The Memory Palace

Imagine your room where two cats, wearing a bowler cap, are tap dancing, and holding two umbrellas in the middle of your room, a bunch of hay with chocolate on top on your bed, and a Omastar, with Shakespeare’s face superimposed on it. In the kitchen, on top of your refrigerator, a picture with you and your significant other facing the sunset in a beach you have just visited last summer. Inside the washroom, you will find Marian Rivera playing the piano and singing Sorry not Sorry while playing a kid’s piano.

That is the Memory Palace, a technique used and is still using by some people today. Cicero in his book, Rhetorica Ad Herrenium, has described it being a technique developed by the Ancient Greeks. Cicero goes on to relate a story in which the sophist was invited to present a lyric poem at a banquet in Thessaly. Shortly after he presented the poem, Simonides was called outside, during which the roof of the banqueting hall suddenly collapsed. The other guests were crushed to death, many of their bodies mangled beyond recognition.

This made it difficult for the identification of the dead, which was required for their proper burial. By consulting his visual memory of where the guests had been seated around the banquet table, Simonides was able to identify the dead. It was from this experience that Simonides realized that it would be possible to remember anything by associating it with a mental image of a location, thereby developing the Method of Loci.

The technique has, indeed, been proven by science, as you can see here.  According to that study, when asked to report whether the medicine students found the Memory Palace helpful, all participants (100%) agreed. Most of the respondents (92.9%) were able to recall facts better after learning them with MOL, although one participant remained neutral and another participant disagreed. About 85.7% of the participants agreed that it helped them understand the topic better, whereas 14.3% were neutral. In response to the item “I learned more during the session with MOL compared with my previous experience in physiology,” 71.4% agreed, 17.9% remained neutral, and 10.7% disagreed.
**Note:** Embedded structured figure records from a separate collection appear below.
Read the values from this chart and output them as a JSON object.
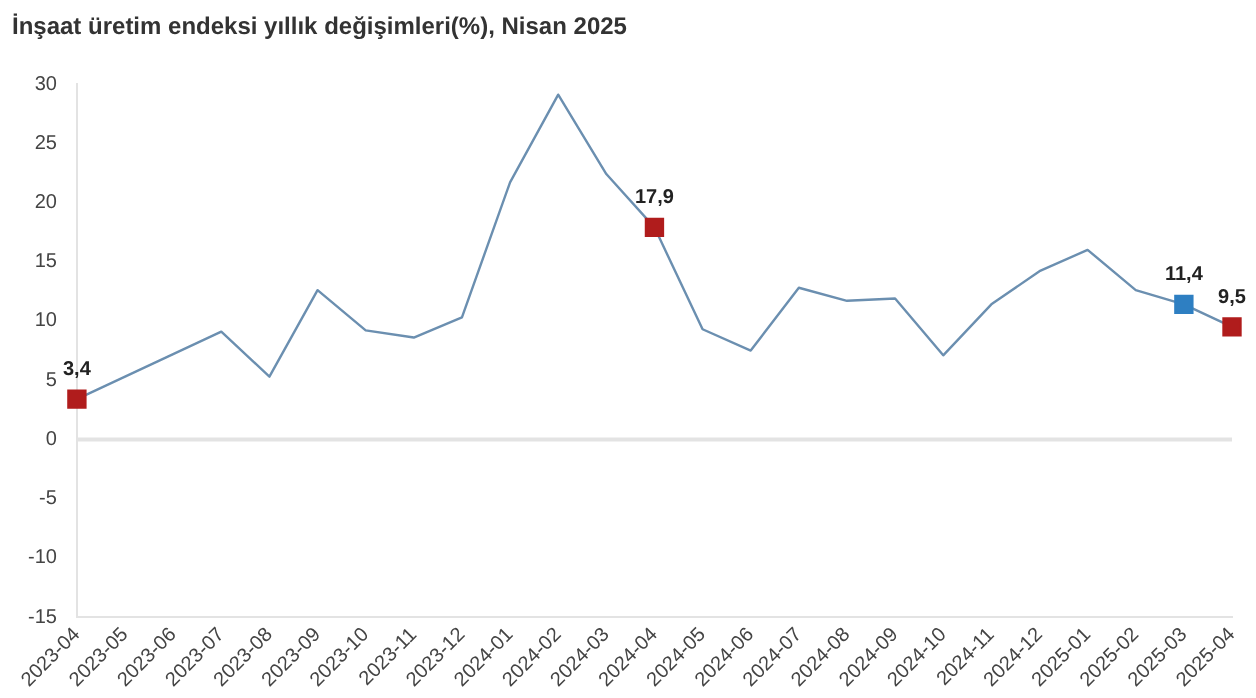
{
  "chart_data": {
    "type": "line",
    "title": "İnşaat üretim endeksi yıllık değişimleri(%), Nisan 2025",
    "categories": [
      "2023-04",
      "2023-05",
      "2023-06",
      "2023-07",
      "2023-08",
      "2023-09",
      "2023-10",
      "2023-11",
      "2023-12",
      "2024-01",
      "2024-02",
      "2024-03",
      "2024-04",
      "2024-05",
      "2024-06",
      "2024-07",
      "2024-08",
      "2024-09",
      "2024-10",
      "2024-11",
      "2024-12",
      "2025-01",
      "2025-02",
      "2025-03",
      "2025-04"
    ],
    "series": [
      {
        "color": "#6b8fb0",
        "values": [
          3.4,
          5.3,
          7.2,
          9.1,
          5.3,
          12.6,
          9.2,
          8.6,
          10.3,
          21.7,
          29.1,
          22.4,
          17.9,
          9.3,
          7.5,
          12.8,
          11.7,
          11.9,
          7.1,
          11.4,
          14.2,
          16.0,
          12.6,
          11.4,
          9.5
        ],
        "colors": [
          "#b01c1c",
          null,
          null,
          null,
          null,
          null,
          null,
          null,
          null,
          null,
          null,
          null,
          "#b01c1c",
          null,
          null,
          null,
          null,
          null,
          null,
          null,
          null,
          null,
          null,
          "#2e7fc2",
          "#b01c1c"
        ],
        "value_labels": [
          "3,4",
          null,
          null,
          null,
          null,
          null,
          null,
          null,
          null,
          null,
          null,
          null,
          "17,9",
          null,
          null,
          null,
          null,
          null,
          null,
          null,
          null,
          null,
          null,
          "11,4",
          "9,5"
        ]
      }
    ],
    "ylim": [
      -15,
      30
    ],
    "yticks": [
      -15,
      -10,
      -5,
      0,
      5,
      10,
      15,
      20,
      25,
      30
    ],
    "grid": false,
    "legend": false,
    "ref_lines": [
      {
        "axis": "y",
        "value": 0,
        "color": "#e3e3e3"
      }
    ]
  }
}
Based on my personal experience using the technique, I find it effective because I could visualize the different keywords in a provision, and attribute it in an object or an event that is poignant to me. Well, the results are, my scores got better, and I can easily remember a Section or an Article in law. Even so, sometimes, because of pressure, I have had a hard time concentrating; and thus, I cannot attribute all the provisions inside my head.

I still use the Memory Palace, anyway, being comfortable with it.

To test the technique, I will give you the meaning of social justice as defined in Calalang vs. Williams:

Social justice is “neither communism, nor despotism, nor atomism, nor anarchy,” but the humanization of laws and the equalization of social and economic forces by the State so that justice in its rational and objectively secular conception may at least be approximated. Social justice means the promotion of the welfare of all the people, the adoption by the Government of measures calculated to insure economic stability of all the competent elements of society, through the maintenance of a proper economic and social equilibrium in the interrelations of the members of the community, constitutionally, through the adoption of measures legally justifiable, or extra-constitutionally, through the exercise of powers underlying the existence of all governments on the time-honored principle of salus populi est suprema lex. Social justice, therefore, must be founded on the recognition of the necessity of interdependence among divers and diverse units of a society and of the protection that should be equally and evenly extended to all groups as a combined force in our social and economic life, consistent with the fundamental and paramount objective of the state of promoting the health, comfort, and quiet of all persons, and of bringing about “the greatest good to the greatest number.”